In the ’70s, socialite Ann Woodward lived an afflicted life. That’s one of the first things Demi Moore learned about the former showgirl and model when tasked with portraying her for FX’s “Feud: Capote vs. the Swans.” Creator Ryan Murphy had called with the offer and before Moore read anything, she told him, “Whatever it is, I’ll do it.”

And she never looked back. Moore first dove into Laurence Leamer’s 2023 book that the series was based on to learn more about Woodward, determined to make sure her portrayal was accurate — and that she knew what really happened. In 1955, Woodward shot and killed her husband after thinking he was a burglar. The jury ruled the death an accident, but the speculation over whether that was true, along with the ostracism it triggered, tormented her every day.

“Was it an accident, or was it murder? For me, it was really important to make sure, from what I was playing and where I was coming from, that it was accurate and in the truth of what I could find out, which in fact, that it was an accident,” says Moore. “So that way, I wasn’t perpetuating some kind of salacious gossip because there are family members still alive. There’s a certain integrity you need and a fine line you need to walk.” 

In 1975, Woodward took her own life after reading that Capote accused her of murder in an early excerpt of his book, published in Esquire magazine.

While a big part of getting into Woodward’s mindset was the physical transformation — “the hair, the makeup, the clothes, it affects everything,” says Moore — the research was what informed her emotionally.

“What were the important things? What were the goals and things she was living for? So much was about externalized validation, which I think no matter who we are, we all understand that. We all have some relationship to wanting to be seen, acknowledged,” says Moore. “Emotionally, the depth of her wounding felt so old, as if it had left her with latent emotional development, as if she was still dealing with mean girls from high school … She had such a hole and an emptiness in her.”

Luckily, being on set with “powerhouse” women like Naomi Watts, Diane Lane, Chloë Sevigny, Jessica Lange and Molly Ringwald, Moore felt the opposite. “How often do you get to see three women, let alone seven? To just be in the company of such talented , creative artists that are my peers was just a delight,” she says, before adding, “We were playing our ages!”
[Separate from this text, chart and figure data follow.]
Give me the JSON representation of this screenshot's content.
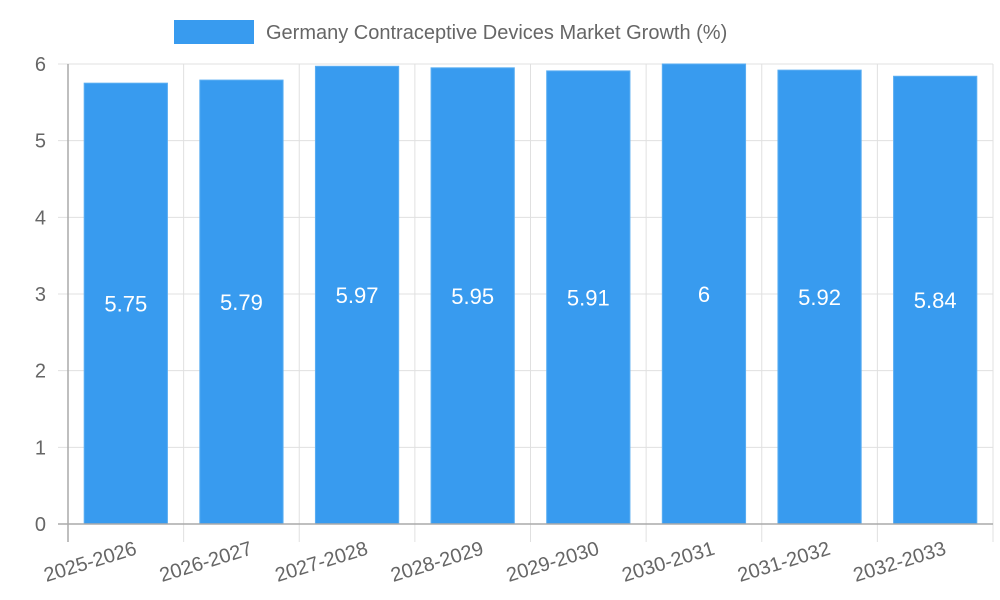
{
  "chart_data": {
    "type": "bar",
    "title": "",
    "xlabel": "",
    "ylabel": "",
    "categories": [
      "2025-2026",
      "2026-2027",
      "2027-2028",
      "2028-2029",
      "2029-2030",
      "2030-2031",
      "2031-2032",
      "2032-2033"
    ],
    "series": [
      {
        "name": "Germany Contraceptive Devices Market Growth (%)",
        "values": [
          5.75,
          5.79,
          5.97,
          5.95,
          5.91,
          6,
          5.92,
          5.84
        ],
        "color": "#389bef"
      }
    ],
    "data_labels": [
      "5.75",
      "5.79",
      "5.97",
      "5.95",
      "5.91",
      "6",
      "5.92",
      "5.84"
    ],
    "ylim": [
      0,
      6
    ],
    "yticks": [
      "0",
      "1",
      "2",
      "3",
      "4",
      "5",
      "6"
    ],
    "grid": true,
    "legend_position": "top-center"
  }
}
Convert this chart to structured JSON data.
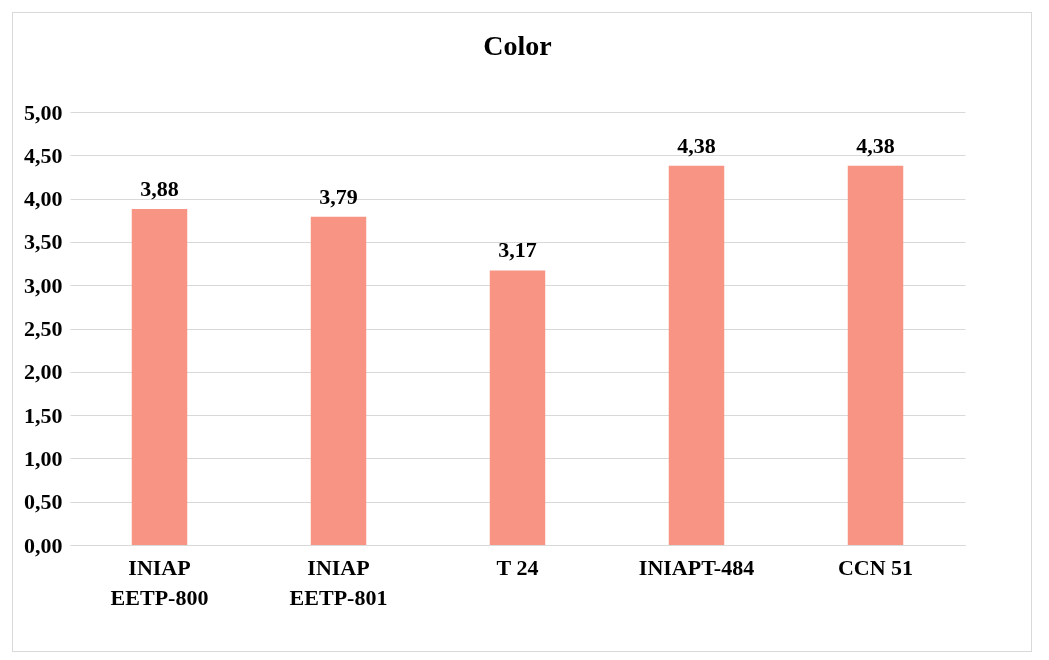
{
  "chart_data": {
    "type": "bar",
    "title": "Color",
    "categories": [
      "INIAP\nEETP-800",
      "INIAP\nEETP-801",
      "T 24",
      "INIAPT-484",
      "CCN 51"
    ],
    "values": [
      3.88,
      3.79,
      3.17,
      4.38,
      4.38
    ],
    "value_labels": [
      "3,88",
      "3,79",
      "3,17",
      "4,38",
      "4,38"
    ],
    "color": "#f79483",
    "ylim": [
      0,
      5
    ],
    "yticks": [
      {
        "value": 0,
        "label": "0,00"
      },
      {
        "value": 0.5,
        "label": "0,50"
      },
      {
        "value": 1,
        "label": "1,00"
      },
      {
        "value": 1.5,
        "label": "1,50"
      },
      {
        "value": 2,
        "label": "2,00"
      },
      {
        "value": 2.5,
        "label": "2,50"
      },
      {
        "value": 3,
        "label": "3,00"
      },
      {
        "value": 3.5,
        "label": "3,50"
      },
      {
        "value": 4,
        "label": "4,00"
      },
      {
        "value": 4.5,
        "label": "4,50"
      },
      {
        "value": 5,
        "label": "5,00"
      }
    ],
    "grid": "y"
  }
}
That last part is extremely important; Watts recently shared that she was once told her career would be “over” at age 40 because that’s when you become “unfuckable.” Luckily, the industry has improved for women …  sort of. 

“It has shifted. There’s evolution that has occurred, even, I would say from when I was 40. Because when I was 40 but didn’t look like what they imagined 40 should look like, they didn’t know what to do with me,” Moore says. “I didn’t actually work that much, because I wasn’t 20 or 30. I think if we really look at the deeper crux of this, what we’re looking at is this old idea that women’s value and desirability was tied to their fertility.”
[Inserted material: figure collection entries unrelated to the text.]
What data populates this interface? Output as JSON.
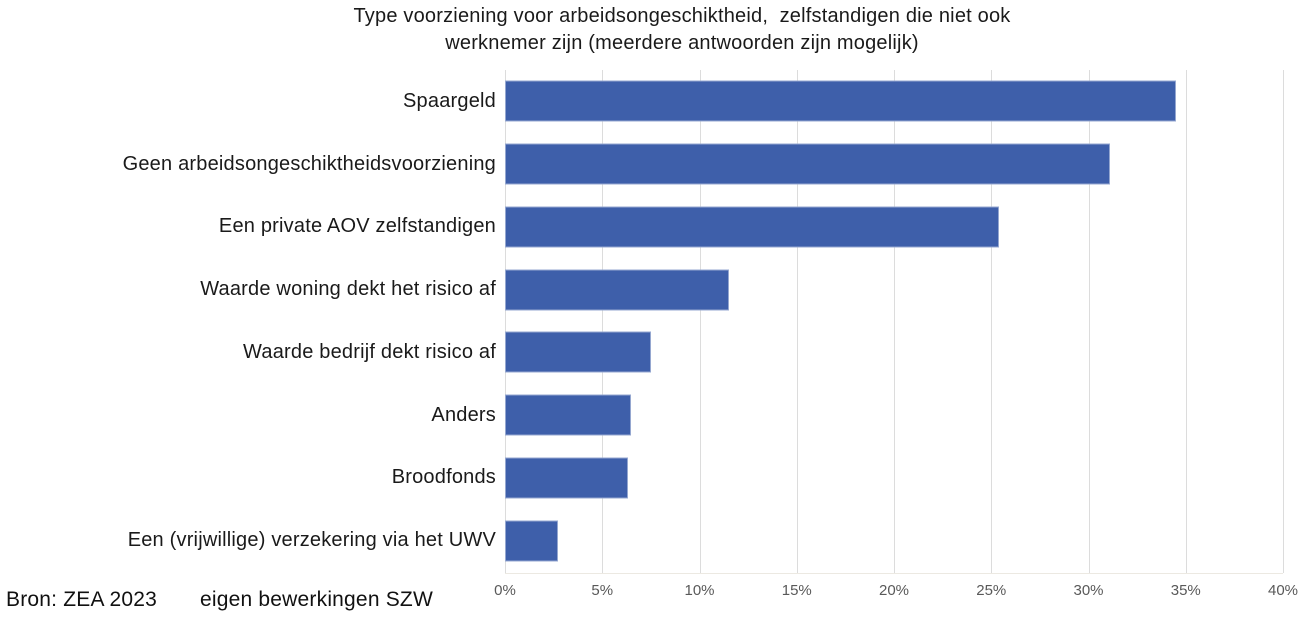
{
  "title": {
    "line1": "Type voorziening voor arbeidsongeschiktheid,  zelfstandigen die niet ook",
    "line2": "werknemer zijn (meerdere antwoorden zijn mogelijk)"
  },
  "footer": {
    "source": "Bron:  ZEA 2023",
    "note": "eigen bewerkingen SZW"
  },
  "chart_data": {
    "type": "bar",
    "orientation": "horizontal",
    "title": "Type voorziening voor arbeidsongeschiktheid, zelfstandigen die niet ook werknemer zijn (meerdere antwoorden zijn mogelijk)",
    "categories": [
      "Spaargeld",
      "Geen arbeidsongeschiktheidsvoorziening",
      "Een private AOV zelfstandigen",
      "Waarde woning dekt het risico af",
      "Waarde bedrijf dekt risico af",
      "Anders",
      "Broodfonds",
      "Een (vrijwillige) verzekering via het UWV"
    ],
    "values": [
      34.5,
      31.1,
      25.4,
      11.5,
      7.5,
      6.5,
      6.3,
      2.7
    ],
    "value_unit": "%",
    "xlabel": "",
    "ylabel": "",
    "xlim": [
      0,
      40
    ],
    "xtick_values": [
      0,
      5,
      10,
      15,
      20,
      25,
      30,
      35,
      40
    ],
    "xtick_labels": [
      "0%",
      "5%",
      "10%",
      "15%",
      "20%",
      "25%",
      "30%",
      "35%",
      "40%"
    ],
    "grid": true,
    "legend": false,
    "bar_color": "#3E5FAA",
    "gridline_color": "#DCDCDC",
    "axis_label_color": "#595959"
  }
}
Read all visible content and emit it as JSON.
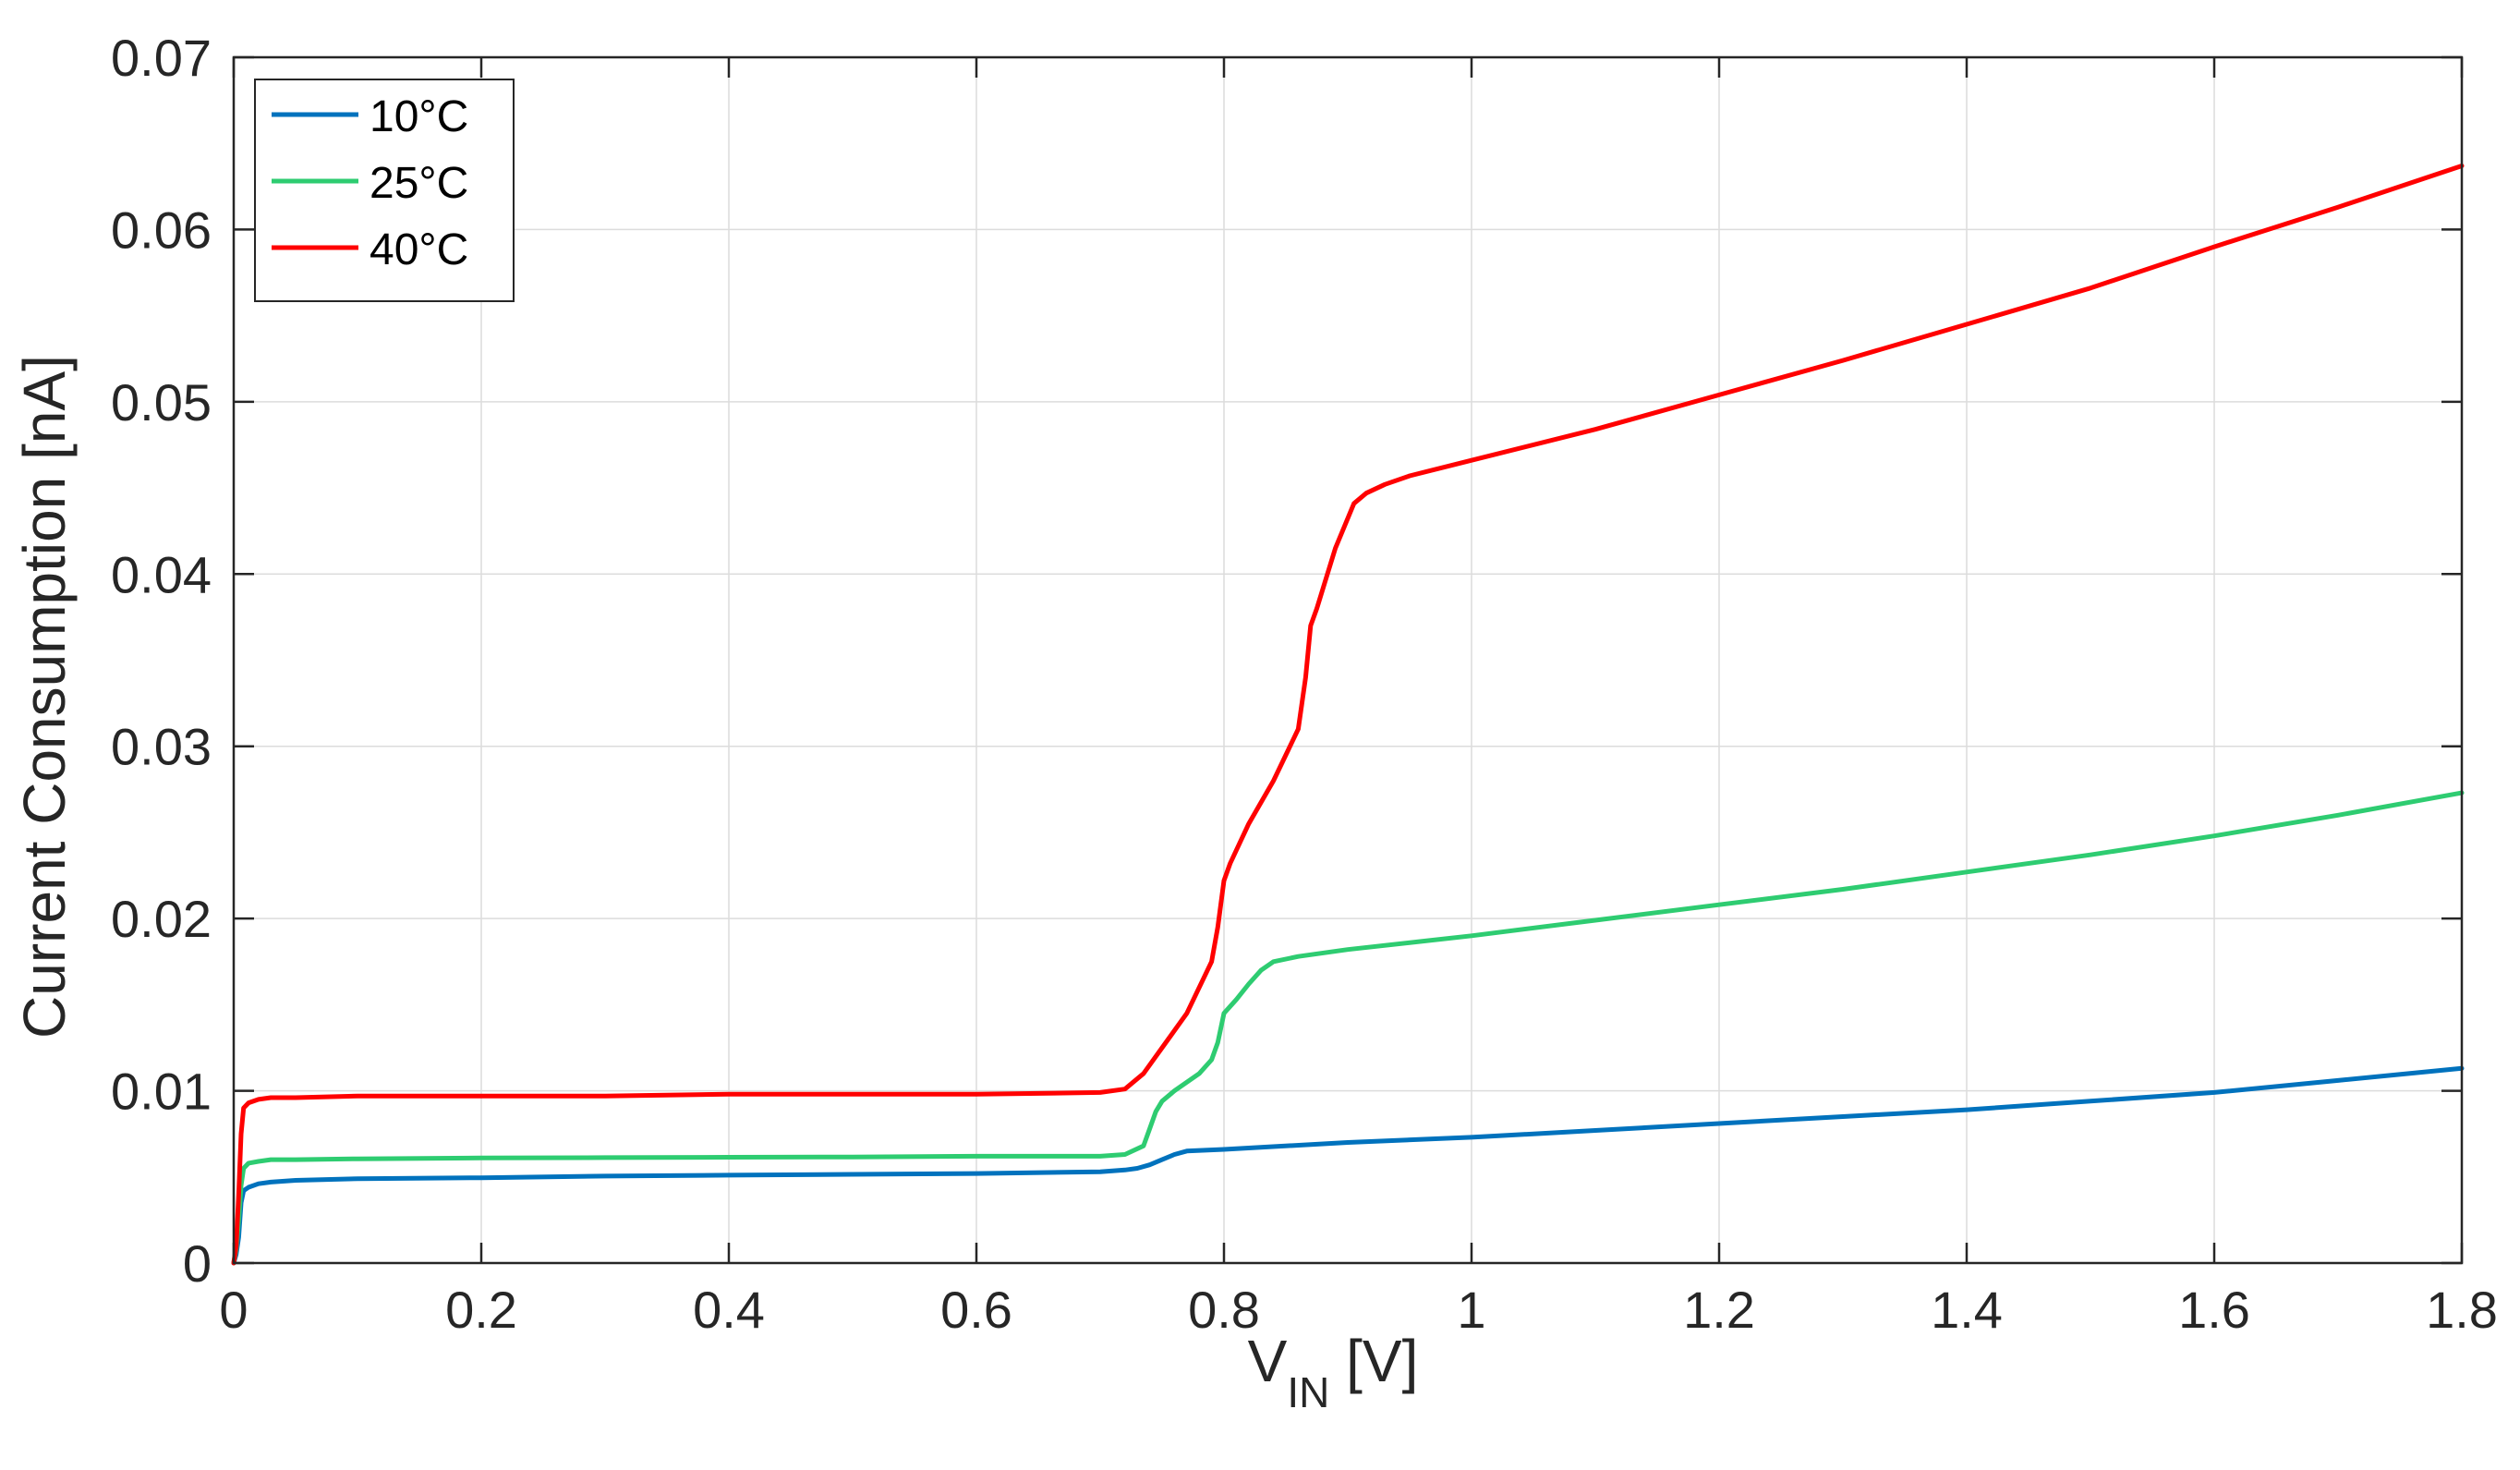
{
  "chart_data": {
    "type": "line",
    "xlabel": {
      "main": "V",
      "sub": "IN",
      "unit": " [V]"
    },
    "ylabel": "Current Consumption [nA]",
    "xlim": [
      0,
      1.8
    ],
    "ylim": [
      0,
      0.07
    ],
    "xticks": [
      0,
      0.2,
      0.4,
      0.6,
      0.8,
      1.0,
      1.2,
      1.4,
      1.6,
      1.8
    ],
    "xtick_labels": [
      "0",
      "0.2",
      "0.4",
      "0.6",
      "0.8",
      "1",
      "1.2",
      "1.4",
      "1.6",
      "1.8"
    ],
    "yticks": [
      0,
      0.01,
      0.02,
      0.03,
      0.04,
      0.05,
      0.06,
      0.07
    ],
    "ytick_labels": [
      "0",
      "0.01",
      "0.02",
      "0.03",
      "0.04",
      "0.05",
      "0.06",
      "0.07"
    ],
    "grid": true,
    "legend_position": "top-left",
    "series": [
      {
        "name": "10°C",
        "color": "#0072BD",
        "x": [
          0,
          0.002,
          0.004,
          0.006,
          0.008,
          0.012,
          0.02,
          0.03,
          0.05,
          0.1,
          0.2,
          0.3,
          0.4,
          0.5,
          0.6,
          0.7,
          0.72,
          0.73,
          0.74,
          0.75,
          0.76,
          0.77,
          0.8,
          0.9,
          1.0,
          1.1,
          1.2,
          1.3,
          1.4,
          1.5,
          1.6,
          1.7,
          1.8
        ],
        "y": [
          0,
          0.0005,
          0.0015,
          0.0035,
          0.0042,
          0.0044,
          0.0046,
          0.0047,
          0.0048,
          0.0049,
          0.00495,
          0.00505,
          0.0051,
          0.00515,
          0.0052,
          0.0053,
          0.0054,
          0.0055,
          0.0057,
          0.006,
          0.0063,
          0.0065,
          0.0066,
          0.007,
          0.0073,
          0.0077,
          0.0081,
          0.0085,
          0.0089,
          0.0094,
          0.0099,
          0.0106,
          0.0113
        ]
      },
      {
        "name": "25°C",
        "color": "#2ECC71",
        "x": [
          0,
          0.002,
          0.004,
          0.006,
          0.008,
          0.012,
          0.02,
          0.03,
          0.05,
          0.1,
          0.2,
          0.3,
          0.4,
          0.5,
          0.6,
          0.7,
          0.72,
          0.735,
          0.74,
          0.745,
          0.75,
          0.76,
          0.78,
          0.79,
          0.795,
          0.8,
          0.81,
          0.82,
          0.83,
          0.84,
          0.86,
          0.9,
          1.0,
          1.1,
          1.2,
          1.3,
          1.4,
          1.5,
          1.6,
          1.7,
          1.8
        ],
        "y": [
          0,
          0.0008,
          0.0025,
          0.0045,
          0.0055,
          0.0058,
          0.0059,
          0.006,
          0.006,
          0.00605,
          0.0061,
          0.00612,
          0.00614,
          0.00616,
          0.0062,
          0.0062,
          0.0063,
          0.0068,
          0.0078,
          0.0088,
          0.0094,
          0.01,
          0.011,
          0.0118,
          0.0128,
          0.0145,
          0.0153,
          0.0162,
          0.017,
          0.0175,
          0.0178,
          0.0182,
          0.019,
          0.0199,
          0.0208,
          0.0217,
          0.0227,
          0.0237,
          0.0248,
          0.026,
          0.0273
        ]
      },
      {
        "name": "40°C",
        "color": "#FF0000",
        "x": [
          0,
          0.002,
          0.004,
          0.006,
          0.008,
          0.012,
          0.02,
          0.03,
          0.05,
          0.1,
          0.2,
          0.3,
          0.4,
          0.5,
          0.6,
          0.7,
          0.72,
          0.735,
          0.75,
          0.77,
          0.79,
          0.795,
          0.8,
          0.805,
          0.82,
          0.84,
          0.86,
          0.866,
          0.87,
          0.875,
          0.89,
          0.905,
          0.915,
          0.93,
          0.95,
          1.0,
          1.1,
          1.2,
          1.3,
          1.4,
          1.5,
          1.6,
          1.7,
          1.8
        ],
        "y": [
          0,
          0.001,
          0.004,
          0.0075,
          0.009,
          0.0093,
          0.0095,
          0.0096,
          0.0096,
          0.0097,
          0.0097,
          0.0097,
          0.0098,
          0.0098,
          0.0098,
          0.0099,
          0.0101,
          0.011,
          0.0125,
          0.0145,
          0.0175,
          0.0195,
          0.0222,
          0.0232,
          0.0255,
          0.028,
          0.031,
          0.034,
          0.037,
          0.038,
          0.0415,
          0.0441,
          0.0447,
          0.0452,
          0.0457,
          0.0466,
          0.0484,
          0.0504,
          0.0524,
          0.0545,
          0.0566,
          0.059,
          0.0613,
          0.0637
        ]
      }
    ]
  }
}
She explains that once women reach a certain age, “it was as if there was shame attached to being sexual or having desire, because it was only tied to it being for the purpose of it versus the independence of it. So I think as we have taken greater ownership of ourselves in this way, I think we’re also seeing it reflected.”

And she’s not done. Moore is passionate about this: “Who’s to say that somebody’s not sexy? It was really something that was tied to that time period of a woman’s life. I think we’re kind of debunking these rules.”